Ryan Lidge is always one to put others before himself.
Last season, when the varsity baseball team got its brand new pullovers, the team planned on wearing them to school shortly thereafter.
But the Barrington senior was insistent that the team not sport the new gear until the freshmen team had received theirs and could also wear them.
That attitude goes a long way in explaining why Lidge thrives at the most thankless and unforgiving position on a baseball field: catcher. Sure, it helps to have a rocket arm, but Lidge is behind the plate because he is about helping others succeed.
"I can't see myself not calling pitches and helping the pitcher control the game," Lidge said. "I feel like my biggest strength as a player is helping the pitcher. I have a good arm and my blocking and framing skills are good, but I love working with my pitcher to help my team win."

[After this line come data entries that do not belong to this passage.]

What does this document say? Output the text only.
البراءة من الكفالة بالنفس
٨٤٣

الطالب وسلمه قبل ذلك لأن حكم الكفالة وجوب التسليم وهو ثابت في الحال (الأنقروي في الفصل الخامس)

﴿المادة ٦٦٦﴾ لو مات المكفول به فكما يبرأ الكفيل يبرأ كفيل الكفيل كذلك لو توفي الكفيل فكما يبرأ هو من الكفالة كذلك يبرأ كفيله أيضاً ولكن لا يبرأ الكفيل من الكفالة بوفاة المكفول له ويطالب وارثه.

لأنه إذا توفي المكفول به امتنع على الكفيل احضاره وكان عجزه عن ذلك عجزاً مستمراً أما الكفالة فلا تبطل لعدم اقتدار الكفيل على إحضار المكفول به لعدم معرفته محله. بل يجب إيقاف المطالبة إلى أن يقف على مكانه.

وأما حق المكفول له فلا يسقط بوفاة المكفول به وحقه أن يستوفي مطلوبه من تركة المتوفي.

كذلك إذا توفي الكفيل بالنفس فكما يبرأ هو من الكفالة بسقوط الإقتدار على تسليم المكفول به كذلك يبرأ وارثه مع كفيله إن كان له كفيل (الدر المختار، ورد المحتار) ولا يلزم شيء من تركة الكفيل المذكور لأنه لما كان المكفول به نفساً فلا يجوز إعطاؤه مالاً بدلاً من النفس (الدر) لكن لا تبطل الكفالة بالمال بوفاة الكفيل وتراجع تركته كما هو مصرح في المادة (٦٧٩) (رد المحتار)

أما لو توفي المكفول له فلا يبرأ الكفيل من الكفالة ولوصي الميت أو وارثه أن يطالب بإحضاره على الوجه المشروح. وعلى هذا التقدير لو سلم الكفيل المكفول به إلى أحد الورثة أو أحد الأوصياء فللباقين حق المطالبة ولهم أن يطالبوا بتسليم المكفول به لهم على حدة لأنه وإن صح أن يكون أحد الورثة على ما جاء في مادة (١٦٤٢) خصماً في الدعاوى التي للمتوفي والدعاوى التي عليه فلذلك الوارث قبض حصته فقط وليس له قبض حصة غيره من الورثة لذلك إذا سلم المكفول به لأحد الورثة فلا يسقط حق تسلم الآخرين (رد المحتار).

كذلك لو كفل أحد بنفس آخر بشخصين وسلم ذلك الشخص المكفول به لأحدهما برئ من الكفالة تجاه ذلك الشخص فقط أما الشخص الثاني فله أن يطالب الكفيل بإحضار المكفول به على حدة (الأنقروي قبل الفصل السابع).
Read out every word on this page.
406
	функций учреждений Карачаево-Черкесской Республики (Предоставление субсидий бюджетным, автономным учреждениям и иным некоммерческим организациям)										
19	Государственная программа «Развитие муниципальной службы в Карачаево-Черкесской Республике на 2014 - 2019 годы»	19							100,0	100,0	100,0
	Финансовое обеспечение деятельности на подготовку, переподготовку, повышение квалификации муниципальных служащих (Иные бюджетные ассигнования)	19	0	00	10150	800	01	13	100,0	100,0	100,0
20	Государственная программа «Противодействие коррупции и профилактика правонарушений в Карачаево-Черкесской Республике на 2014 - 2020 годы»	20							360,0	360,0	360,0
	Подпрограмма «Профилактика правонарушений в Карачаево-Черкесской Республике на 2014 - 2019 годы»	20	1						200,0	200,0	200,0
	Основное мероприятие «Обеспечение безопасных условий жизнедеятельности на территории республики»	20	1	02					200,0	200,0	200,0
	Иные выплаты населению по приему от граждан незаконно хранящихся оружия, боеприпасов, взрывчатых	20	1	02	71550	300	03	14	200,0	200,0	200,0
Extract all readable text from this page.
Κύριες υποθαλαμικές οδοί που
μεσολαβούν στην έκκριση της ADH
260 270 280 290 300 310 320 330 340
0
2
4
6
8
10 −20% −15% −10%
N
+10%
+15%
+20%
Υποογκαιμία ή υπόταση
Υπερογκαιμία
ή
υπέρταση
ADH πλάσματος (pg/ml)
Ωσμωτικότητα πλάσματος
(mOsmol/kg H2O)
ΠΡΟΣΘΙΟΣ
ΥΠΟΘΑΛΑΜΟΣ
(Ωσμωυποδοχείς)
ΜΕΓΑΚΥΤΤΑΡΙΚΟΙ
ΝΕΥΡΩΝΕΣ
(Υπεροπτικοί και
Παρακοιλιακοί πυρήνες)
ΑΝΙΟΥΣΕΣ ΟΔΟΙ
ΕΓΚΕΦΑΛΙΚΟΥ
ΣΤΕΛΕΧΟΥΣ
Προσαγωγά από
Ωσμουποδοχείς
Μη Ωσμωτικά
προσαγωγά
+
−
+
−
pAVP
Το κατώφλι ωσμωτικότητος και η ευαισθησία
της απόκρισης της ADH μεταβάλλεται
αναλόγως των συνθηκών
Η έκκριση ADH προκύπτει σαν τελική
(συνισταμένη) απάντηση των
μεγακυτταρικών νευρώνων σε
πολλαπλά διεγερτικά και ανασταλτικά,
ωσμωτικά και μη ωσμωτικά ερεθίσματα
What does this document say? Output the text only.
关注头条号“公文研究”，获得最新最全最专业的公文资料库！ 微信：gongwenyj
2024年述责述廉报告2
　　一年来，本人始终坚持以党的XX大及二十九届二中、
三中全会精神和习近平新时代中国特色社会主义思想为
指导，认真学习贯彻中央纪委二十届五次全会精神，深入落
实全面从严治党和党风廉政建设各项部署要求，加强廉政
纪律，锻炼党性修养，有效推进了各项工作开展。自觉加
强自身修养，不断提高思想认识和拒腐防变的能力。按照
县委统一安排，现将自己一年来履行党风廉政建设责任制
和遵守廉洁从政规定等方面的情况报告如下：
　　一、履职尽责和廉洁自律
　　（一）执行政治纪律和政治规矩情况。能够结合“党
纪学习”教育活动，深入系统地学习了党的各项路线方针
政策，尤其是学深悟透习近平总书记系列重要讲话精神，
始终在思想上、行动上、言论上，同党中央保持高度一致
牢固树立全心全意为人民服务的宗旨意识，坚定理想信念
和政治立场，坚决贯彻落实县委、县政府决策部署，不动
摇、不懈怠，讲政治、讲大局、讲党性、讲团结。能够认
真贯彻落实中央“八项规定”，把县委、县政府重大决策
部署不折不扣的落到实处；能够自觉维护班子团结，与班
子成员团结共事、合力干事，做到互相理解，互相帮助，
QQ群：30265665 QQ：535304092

And at a position that requires a lot of the dirty work and developing skills that go unnoticed to the casual fan, he is among the very best in the state.
Lidge was one of three players selected from Illinois to play in the prestigious Area Code games last August. With the spring season ready to kick off whenever the weather permits, Lidge has already committed to playing college baseball at Notre Dame.
Standing 6-foot-2, Lidge is a rare talent having been switch-hitting since tee-ball and sporting a big league-caliber pop time of 1.8.
But it's what he's doing behind the scenes for Barrington's baseball program, which is tied for the most division titles in Mid-Suburban League history with 18 but hasn't won one since 2005, that stands out the most.
"He's as good of a kid as he is a baseball player, and that's the truth," said first-year coach Pat Wire. "He wants to be the focal point of our program as a model kid. He's not a typical guy who might be arrogant or egotistical (because of his accolades)."
Lidge has every reason to be, considering he hit .352 with 2 home runs and 22 RBI as a junior and will soon be playing in the ACC, one of the top baseball conferences in the country.
Facing some of the top high school pitchers in the country at the Area Code games held in Long Beach, Calif., Lidge went 4-for-9 with 2 doubles, 3 RBI, 3 walks and a stolen base.
It was there that Lidge played with potential first round picks in the June MLB Draft like Ryan Boldt, Trey Ball and Jon Denny.
"I remember watching batting practice and the way these guys were hitting the ball, I couldn't believe that scouts were comparing me to them," Lidge said. "It was mind-blowing. It was crazy.
"These are the guys that I want to be like, and it's like, I'm almost one of them. It's an absolutely humbling experience."
Playing with the Reds Midwest Scout Team in Florida during the fall, Lidge hit a home run in front of his future college coach, Mik Aoki. But true to his character, he didn't feel the need to boast.
"A typical kid might say, 'Coach, you wouldn't believe this home run I hit,'" Wire said. "I didn't even know anything about it until a couple of scouts told me about it.
"He is so humble."
Lidge comes from a family full of baseball -- his cousin is ex-big league closer Brad Lidge -- and his parents Chris and Peggy have been supportive from the moment he started playing as a youngster.
Baseball is the only sport he's played throughout high school, and he wouldn't have it any other way.
During the summer, Lidge played Monday through Thursday with the legion team and spent the weekends traveling around to tournaments.
Playing baseball every day as a catcher is no easy feat, and Lidge credits his older brother Mike, a strength and conditioning coach in the San Francisco Giants organization, with developing his overall strength and endurance.
"With all of the stuff that's happening, you realize how blessed you are with your family, and how lucky you are to have those people in your life," Lidge said.
With his future brighter than ever, Lidge has his sights set on helping Barrington return to the success the program has experienced under former coaches Kirby Smith and Jim Hawrysko.
And it's the final year he'll get to play on the same team with fraternal twin brother Dylan, who Lidge calls "the hardest worker I'll ever know."
"This season isn't about proving myself or anyone else proving themselves," Lidge said. "It's about putting Barrington back on that 'I don't want to play them anymore' level. When you hear you're playing Barrington at Barrington, you don't want to go because you know you're going to have the hardest game of the year.
"I take pride in that Barrington has such a rich history."
Part of that history includes Dan Wilson, who played catcher in the major leagues for 14 seasons.
Recently, Wilson was the keynote speaker at a Barrington fundraiser. Naturally, Lidge was eager to pick Wilson's brain.
And someday, it's not inconceivable to see Lidge in that same role as Wilson.
"It's that legacy that he wants to leave," Wire said. "Who knows? Maybe 10 or 15 years from now, he is a guy who comes back as our keynote speaker."